Doctoral Dissertations

Date of Award

5-2007

Degree Type

Dissertation

Degree Name

Doctor of Philosophy

Major

Philosophy

Major Professor

Richard E. Aquila

Committee Members

Sheldon M. Cohen, Kathleen E. Bohstedt, Thomas E. Burman

Abstract

This dissertation analyzes the doctrine of mind-body identity in Baruch Spinoza to discover if there is something in his metaphysical doctrine that is analogous to the way that Thomas Aquinas views the nature of the relationship between mind and body in human beings. The argument put forth in this work is that Aquinas’s hylomorphism, in which the human soul is the form of the human person, both bodily and mentally, is echoed in Spinoza’s doctrine of the conatus. No dependence upon Aquinas is implied in this comparative study, but merely the argument that the ways that Spinoza and Aquinas conceive of the mind-body relationship specifically, and human existence more broadly, have some very interesting parallels that have not been observed sufficiently by other interpretation of their work. Furthermore, it is a part of the purpose of this dissertation to suggest that the ways that Spinoza and Aquinas analyze the nature of human existence in the universe, especially organic existence, can provide helpful insights that could enrich contemporary philosophy as it tries to work, in conjunction with modern science, to understand the way that mind and body are present in human beings.

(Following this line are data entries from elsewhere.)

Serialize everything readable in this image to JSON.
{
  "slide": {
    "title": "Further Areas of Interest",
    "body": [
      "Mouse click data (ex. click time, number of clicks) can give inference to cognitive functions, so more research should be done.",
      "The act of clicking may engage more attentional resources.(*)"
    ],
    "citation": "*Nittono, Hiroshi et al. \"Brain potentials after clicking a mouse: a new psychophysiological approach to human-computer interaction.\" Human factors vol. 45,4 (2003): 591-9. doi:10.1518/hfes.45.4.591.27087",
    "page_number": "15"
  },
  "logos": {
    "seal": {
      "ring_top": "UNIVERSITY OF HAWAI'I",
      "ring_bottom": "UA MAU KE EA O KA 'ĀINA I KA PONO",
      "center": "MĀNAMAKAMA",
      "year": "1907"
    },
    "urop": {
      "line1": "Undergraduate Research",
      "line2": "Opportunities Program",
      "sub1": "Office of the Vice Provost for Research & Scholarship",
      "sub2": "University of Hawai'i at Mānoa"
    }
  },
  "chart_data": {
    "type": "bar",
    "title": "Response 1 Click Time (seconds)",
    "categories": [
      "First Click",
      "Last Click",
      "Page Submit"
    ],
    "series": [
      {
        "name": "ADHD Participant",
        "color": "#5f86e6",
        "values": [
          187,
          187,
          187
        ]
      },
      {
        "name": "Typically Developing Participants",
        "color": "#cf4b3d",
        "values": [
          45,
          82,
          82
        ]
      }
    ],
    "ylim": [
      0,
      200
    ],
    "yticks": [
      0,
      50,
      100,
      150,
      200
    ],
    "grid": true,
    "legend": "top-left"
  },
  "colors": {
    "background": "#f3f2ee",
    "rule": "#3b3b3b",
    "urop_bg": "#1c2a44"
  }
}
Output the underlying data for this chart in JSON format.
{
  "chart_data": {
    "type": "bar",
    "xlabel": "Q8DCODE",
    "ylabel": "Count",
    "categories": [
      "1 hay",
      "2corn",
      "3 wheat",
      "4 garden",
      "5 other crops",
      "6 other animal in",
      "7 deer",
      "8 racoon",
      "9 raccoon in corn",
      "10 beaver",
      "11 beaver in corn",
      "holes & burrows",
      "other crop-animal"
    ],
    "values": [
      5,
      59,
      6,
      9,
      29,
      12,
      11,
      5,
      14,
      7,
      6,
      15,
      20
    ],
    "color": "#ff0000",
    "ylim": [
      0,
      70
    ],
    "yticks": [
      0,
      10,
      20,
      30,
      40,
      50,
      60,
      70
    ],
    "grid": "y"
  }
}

The study is divided into six chapters which provide the following steps in the argument. The first chapter introduces the problems related to the subject of mind and body in both Spinoza and Aquinas, establishing the parameters of the research. Chapter two looks at the Aristotelian background of hylomorphism and argues that it is still a philosophically respectable theory. Aquinas’s further development of the doctrine of hylomorphism beyond Aristotle’s own foundational theory is the focus of the third chapter. Chapter four turns to Aquinas’s discussion of the nature of mind and body identity. The next chapter deals substantively with Spinoza’s doctrine and in a preliminary way points to the affinity he has with Aquinas’s doctrine. Chapter six points explicitly to their similarities and shows how each of them argued for the immortality of the human “soul.” In this chapter, suggestions are made as to how Spinoza and Aquinas can be dialogue partners in contemporary philosophy of mind.